La décote est rapide : selon les annonces relevées sur les principales plateformes spécialisées, une remorque perd environ 30 à 40 % de sa valeur dans les trois premières années, puis la baisse ralentit. Un modèle de cinq ans coûte en moyenne la moitié de son prix neuf, à condition que la structure ne présente pas de corrosion avancée.
| Type de remorque | PTAC courant | Prix neuf indicatif | Prix occasion moyen |
|---|---|---|---|
| Bagagère non freinée | 500 kg | 350 à 700 € | 150 à 350 € |
| Bagagère freinée | 750 kg | 700 à 1 200 € | 400 à 800 € |
| Plateau basculant | 750 à 1 300 kg | 1 000 à 2 000 € | 500 à 1 200 € |
| Porte-voiture | 1 500 à 2 500 kg | 2 000 à 4 500 € | 1 000 à 2 500 € |
| Remorque fermée (van) | 1 300 à 2 000 kg | 2 500 à 5 000 € | 1 200 à 3 000 € |
Ces fourchettes correspondent à des remorques en état correct de fonctionnement, avec des documents administratifs complets. Un modèle vendu sans carte grise ou avec un plancher pourri se négocie bien en dessous, mais les frais de remise en état et de réimmatriculation peuvent annuler l’économie. Avant de se laisser séduire par un prix très bas, il convient de consulter la valeur moyenne sur plusieurs plateformes de petites annonces et de comparer le prix affiché au tarif du modèle équivalent neuf, comme ceux proposés par Norauto ou d’autres enseignes nationales.
Permis B et PTAC : quelle remorque peut-on tracter légalement ?
Avec un permis B classique, le conducteur peut tracter une remorque dont le PTAC ne dépasse pas 750 kg sans aucune restriction. Au-delà de ce seuil, la somme du PTAC du véhicule tracteur et du PTAC de la remorque ne doit pas excéder 3 500 kg, selon l’article R221-4 du Code de la route.
Si cette somme dépasse 3 500 kg mais reste inférieure à 4 250 kg, une formation complémentaire B96 d’une journée suffit. Elle est dispensée par une auto-école agréée et coûte généralement entre 200 et 400 €. Au-delà de 4 250 kg, le permis BE (anciennement permis E(B)) devient obligatoire. Ce permis exige un examen pratique spécifique.
Pour résumer la règle applicable, un tableau simplifie la décision :
| PTAC remorque | Somme PTAC véhicule + remorque | Permis requis |
|---|---|---|
| ≤ 750 kg | Peu importe | Permis B |
| > 750 kg | ≤ 3 500 kg | Permis B |
| > 750 kg | 3 501 à 4 250 kg | Permis B + formation B96 |
| > 750 kg | > 4 250 kg | Permis BE |
Le PTAC figure sur la plaque de tare rivetée sur le châssis de la remorque et sur le certificat d’immatriculation (case F2).
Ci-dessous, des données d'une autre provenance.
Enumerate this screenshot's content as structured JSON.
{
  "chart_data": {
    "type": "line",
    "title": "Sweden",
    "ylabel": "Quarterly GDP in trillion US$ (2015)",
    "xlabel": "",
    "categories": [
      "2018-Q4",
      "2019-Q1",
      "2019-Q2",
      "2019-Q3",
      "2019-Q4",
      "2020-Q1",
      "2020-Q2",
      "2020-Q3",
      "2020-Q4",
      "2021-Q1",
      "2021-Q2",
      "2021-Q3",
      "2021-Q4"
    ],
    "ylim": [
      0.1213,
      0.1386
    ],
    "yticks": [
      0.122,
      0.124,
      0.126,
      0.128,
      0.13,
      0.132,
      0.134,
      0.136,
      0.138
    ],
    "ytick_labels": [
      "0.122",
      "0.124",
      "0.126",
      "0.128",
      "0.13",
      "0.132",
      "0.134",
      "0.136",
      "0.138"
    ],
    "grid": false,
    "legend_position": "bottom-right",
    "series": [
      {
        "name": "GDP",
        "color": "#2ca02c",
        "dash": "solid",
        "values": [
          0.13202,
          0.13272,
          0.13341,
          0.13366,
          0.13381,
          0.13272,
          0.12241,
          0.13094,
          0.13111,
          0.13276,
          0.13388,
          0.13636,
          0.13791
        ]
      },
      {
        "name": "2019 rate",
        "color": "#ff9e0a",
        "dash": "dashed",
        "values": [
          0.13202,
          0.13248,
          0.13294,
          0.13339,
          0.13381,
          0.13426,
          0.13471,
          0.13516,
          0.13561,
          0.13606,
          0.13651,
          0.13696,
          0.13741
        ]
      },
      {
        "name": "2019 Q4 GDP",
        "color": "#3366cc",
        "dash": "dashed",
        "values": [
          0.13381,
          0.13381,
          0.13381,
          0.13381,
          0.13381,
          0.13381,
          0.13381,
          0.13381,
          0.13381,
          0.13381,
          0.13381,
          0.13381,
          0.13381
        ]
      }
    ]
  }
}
Il est impératif de vérifier ce chiffre avant l’achat : une remorque porte-voiture de 2 000 kg de PTAC attelée à un SUV de 2 100 kg de PTAC dépasse la limite du permis B et nécessite au minimum la formation B96. L’infraction est sanctionnée d’une contravention de 4e classe (135 € d’amende forfaitaire), selon les dispositions du site Service-public.fr relatif au permis remorque.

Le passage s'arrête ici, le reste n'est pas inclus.